Узрев картину скорбную сию, покинул седло Полководец и сказал:
– Так мне хвалили славный Сгаларион, что я поверил, будто не найти в нём людей, чьи спины изогнулись от нужды, что нет таких, кто каждый день заботами живет о том, как раздобыть себе отсрочку от смерти голодной, и счёл за правду, что грязь и нищета за стенами остались беломраморными. Как райский сад мне город воспевали, и я поверил, что тот сад избавлен каким-то небывалым дивом от червей ничтожных. Ты стар и дряхл, и слеп осёл твой, что не везёт тебя, а ты ведёшь его поводырём, и пёс твой, требухой тряся, марает землю. Выходит, ложью были те слова, что их я слышал ото всех прошедших под аркою ворот? И лгал Правитель, распевая, что рухнет город-сад его в тот самый миг, как я попру его ногами.
– Не мой то город. Не довелось мне в нём родиться, о чём я сожалею слёзно, – молвил Старец. – Я странник перехожий, и землю исходил вокруг так много раз, что чисел не сыскать моим дорогам пройденным, и не упомнить уж, где дом мой, в юности оставленный, в какой он стороне. Но истину скажу: честней Правителя, чем тот, который восседал перед тобой на колеснице из кости драконовой, запряженной лазурным жеребцом шестиногим, каменья драгоценные чеканящим копытами, ни человека нет, ни бога, и город свой он любит крепко, как любит первенца отец. Словам его ты можешь верить безо всяких рассуждений – то не уста его, но сердце говорило.
– Зачем же вышел ты спасать Сгаларион, счастливый город торжеств и ярмарок, где ты чужак?
– Я то искал, что есть достойным быть для Вечности подарком, что, возведённое людьми во славу их, не должно прежде времени от их же рук погибнуть. Всю жизнь свою я положил на поиски, и вот, искомое нашёл в стенах Сгалариона.
– Но видел ты, старик, коли не слеп, кто приходил ко мне. Неужто Вечности нужны их жизни?
– Нет, не нужны. Отринет она их и скормит Бездне, клубами хаоса бурлящей за Пределом, но будет город жить, когда они уйдут.
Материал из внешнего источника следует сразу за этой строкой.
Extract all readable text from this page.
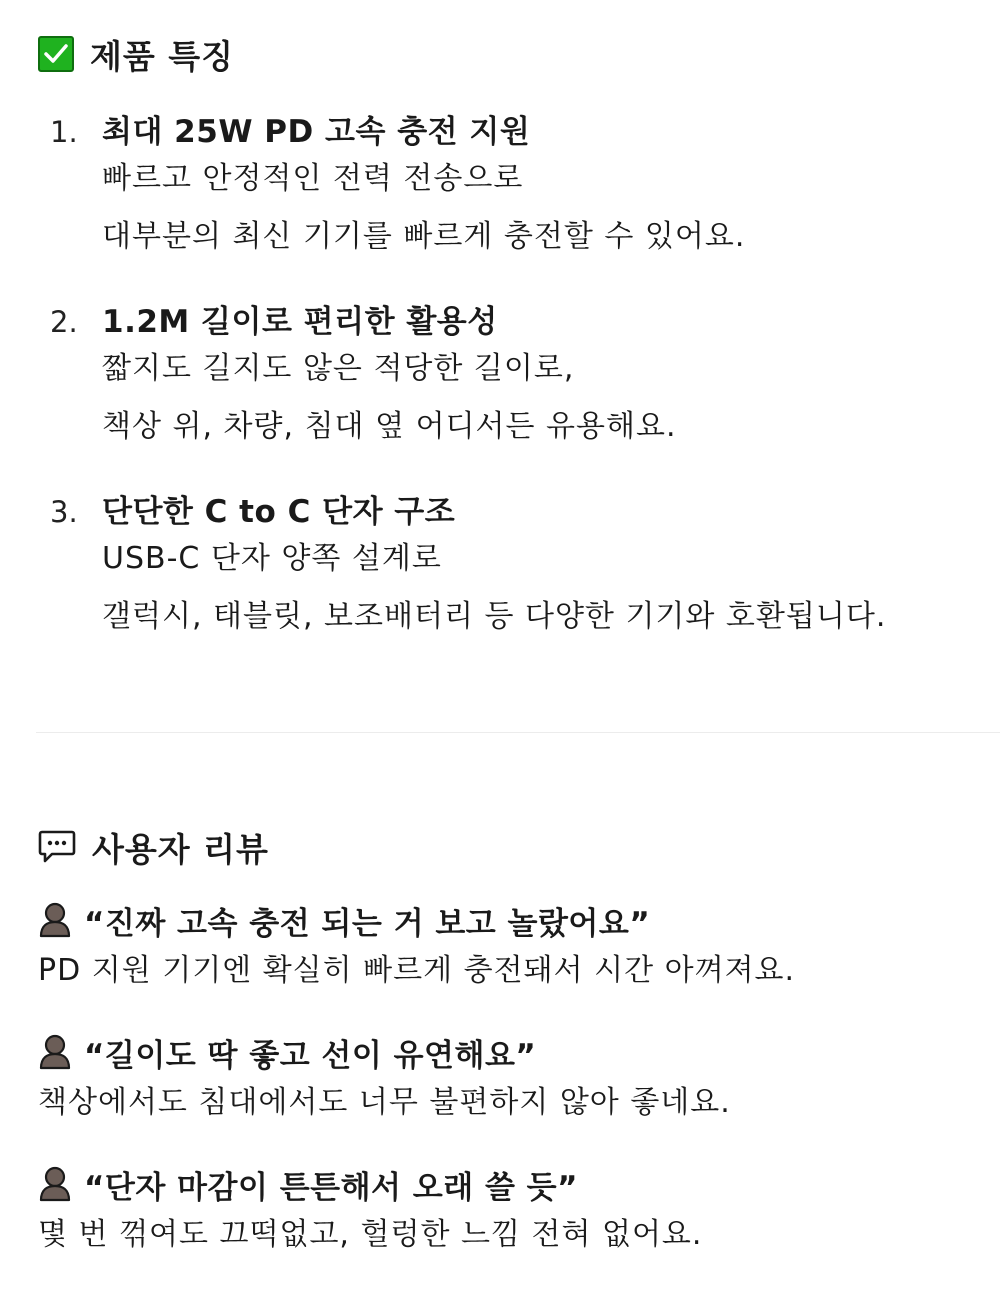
제품 특징
1. 최대 25W PD 고속 충전 지원
빠르고 안정적인 전력 전송으로
대부분의 최신 기기를 빠르게 충전할 수 있어요.
2. 1.2M 길이로 편리한 활용성
짧지도 길지도 않은 적당한 길이로,
책상 위, 차량, 침대 옆 어디서든 유용해요.
3. 단단한 C to C 단자 구조
USB-C 단자 양쪽 설계로
갤럭시, 태블릿, 보조배터리 등 다양한 기기와 호환됩니다.
사용자 리뷰
“진짜 고속 충전 되는 거 보고 놀랐어요”
PD 지원 기기엔 확실히 빠르게 충전돼서 시간 아껴져요.
“길이도 딱 좋고 선이 유연해요”
책상에서도 침대에서도 너무 불편하지 않아 좋네요.
“단자 마감이 튼튼해서 오래 쓸 듯”
몇 번 꺾여도 끄떡없고, 헐렁한 느낌 전혀 없어요.
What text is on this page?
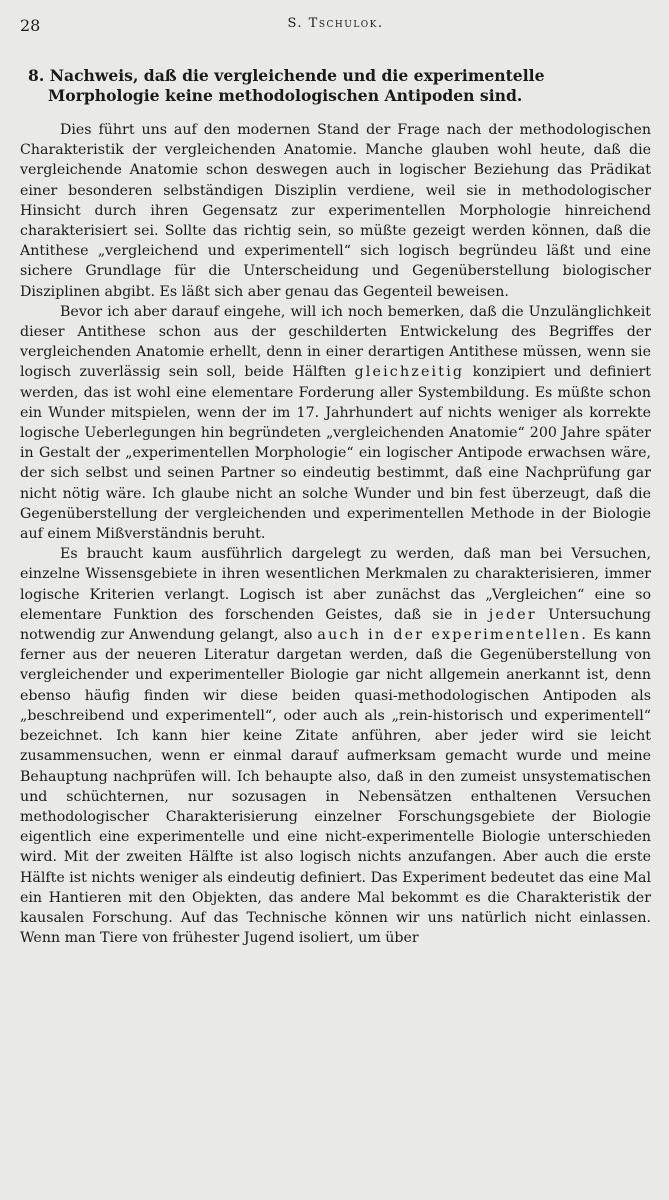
28	S. Tschulok.
8. Nachweis, daß die vergleichende und die experimentelle
Morphologie keine methodologischen Antipoden sind.

Dies führt uns auf den modernen Stand der Frage nach der methodologischen Charakteristik der vergleichenden Anatomie. Manche glauben wohl heute, daß die vergleichende Anatomie schon deswegen auch in logischer Beziehung das Prädikat einer besonderen selbständigen Disziplin verdiene, weil sie in methodologischer Hinsicht durch ihren Gegensatz zur experimentellen Morphologie hinreichend charakterisiert sei. Sollte das richtig sein, so müßte gezeigt werden können, daß die Antithese „vergleichend und experimentell“ sich logisch begründeu läßt und eine sichere Grundlage für die Unterscheidung und Gegenüberstellung biologischer Disziplinen abgibt. Es läßt sich aber genau das Gegenteil beweisen.

Bevor ich aber darauf eingehe, will ich noch bemerken, daß die Unzulänglichkeit dieser Antithese schon aus der geschilderten Entwickelung des Begriffes der vergleichenden Anatomie erhellt, denn in einer derartigen Antithese müssen, wenn sie logisch zuverlässig sein soll, beide Hälften gleichzeitig konzipiert und definiert werden, das ist wohl eine elementare Forderung aller Systembildung. Es müßte schon ein Wunder mitspielen, wenn der im 17. Jahrhundert auf nichts weniger als korrekte logische Ueberlegungen hin begründeten „vergleichenden Anatomie“ 200 Jahre später in Gestalt der „experimentellen Morphologie“ ein logischer Antipode erwachsen wäre, der sich selbst und seinen Partner so eindeutig bestimmt, daß eine Nachprüfung gar nicht nötig wäre. Ich glaube nicht an solche Wunder und bin fest überzeugt, daß die Gegenüberstellung der vergleichenden und experimentellen Methode in der Biologie auf einem Mißverständnis beruht.

Es braucht kaum ausführlich dargelegt zu werden, daß man bei Versuchen, einzelne Wissensgebiete in ihren wesentlichen Merkmalen zu charakterisieren, immer logische Kriterien verlangt. Logisch ist aber zunächst das „Vergleichen“ eine so elementare Funktion des forschenden Geistes, daß sie in jeder Untersuchung notwendig zur Anwendung gelangt, also auch in der experimentellen. Es kann ferner aus der neueren Literatur dargetan werden, daß die Gegenüberstellung von vergleichender und experimenteller Biologie gar nicht allgemein anerkannt ist, denn ebenso häufig finden wir diese beiden quasi-methodologischen Antipoden als „beschreibend und experimentell“, oder auch als „rein-historisch und experimentell“ bezeichnet. Ich kann hier keine Zitate anführen, aber jeder wird sie leicht zusammensuchen, wenn er einmal darauf aufmerksam gemacht wurde und meine Behauptung nachprüfen will. Ich behaupte also, daß in den zumeist unsystematischen und schüchternen, nur sozusagen in Nebensätzen enthaltenen Versuchen methodologischer Charakterisierung einzelner Forschungsgebiete der Biologie eigentlich eine experimentelle und eine nicht-experimentelle Biologie unterschieden wird. Mit der zweiten Hälfte ist also logisch nichts anzufangen. Aber auch die erste Hälfte ist nichts weniger als eindeutig definiert. Das Experiment bedeutet das eine Mal ein Hantieren mit den Objekten, das andere Mal bekommt es die Charakteristik der kausalen Forschung. Auf das Technische können wir uns natürlich nicht einlassen. Wenn man Tiere von frühester Jugend isoliert, um über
– Мне ведом, Старец, тот Предел – за ним сейчас моё терпенье. Не дали ничего мне жители Сгалариона, окромя слов пустых, и легионы мои бьют в щиты, желая славы боя и побед. Ужель не мог достойно поражение принять Правитель, что шлёт он день за днём к моим порядкам словоблудов бесчестных? Не смей же говорить, о таракан, что ты принёс мне ключ от врат! Я не приму его из рук твоих – что будет это за победа? Или, тебя прислав, желает тем Правитель мне нанести пусть не удар, но оскорбленье?
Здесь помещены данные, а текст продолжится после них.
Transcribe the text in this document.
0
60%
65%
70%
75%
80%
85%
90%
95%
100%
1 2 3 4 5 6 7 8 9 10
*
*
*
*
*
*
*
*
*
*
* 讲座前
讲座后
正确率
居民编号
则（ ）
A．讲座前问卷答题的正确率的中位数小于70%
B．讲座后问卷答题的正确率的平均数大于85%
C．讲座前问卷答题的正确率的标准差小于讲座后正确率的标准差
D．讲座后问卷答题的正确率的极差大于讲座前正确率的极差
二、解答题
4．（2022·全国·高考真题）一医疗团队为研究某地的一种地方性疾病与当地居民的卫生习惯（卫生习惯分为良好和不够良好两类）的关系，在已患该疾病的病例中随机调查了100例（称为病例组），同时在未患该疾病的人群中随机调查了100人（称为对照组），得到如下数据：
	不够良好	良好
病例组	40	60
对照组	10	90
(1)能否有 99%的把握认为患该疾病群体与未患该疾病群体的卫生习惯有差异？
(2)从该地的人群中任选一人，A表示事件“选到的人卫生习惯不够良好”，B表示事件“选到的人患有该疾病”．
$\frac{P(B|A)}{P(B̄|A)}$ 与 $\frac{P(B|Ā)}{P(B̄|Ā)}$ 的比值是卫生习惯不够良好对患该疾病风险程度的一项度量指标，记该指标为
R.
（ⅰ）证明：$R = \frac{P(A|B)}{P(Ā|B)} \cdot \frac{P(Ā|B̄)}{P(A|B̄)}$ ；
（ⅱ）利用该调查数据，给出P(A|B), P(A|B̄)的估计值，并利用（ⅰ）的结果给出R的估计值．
– Не помышлял того Светлейший. И видишь ты – пусты мои ладони. В них нет ключа ни к городу, ни к счастью. И ничего тебе я не принёс, – сказал устало странник, – но дар тебе мой – лицезрение меня.
– Зачем мне на тебя смотреть, ничтожнейшее из созданий? Иль в голову тебе ударило пустыни солнце? – в глубоком изумлении воскликнул Полководец. – Пускай нашел ты в Роднике Миражей сокровище своё, но Боги не разделяют твоих взглядов глупых, а я – любимец их, и мне, а не тебе решать, чему остаться жить, а чему навеки сгинуть. Ты шёл своим путём, а я – своим, и вот они пересеклись. Теперь закончен твой, а мой проляжет дальше. Ты не соперник мне, на том наш разговор окончен.
Потряс клюкою Старец, и пёс его протяжно заскулил.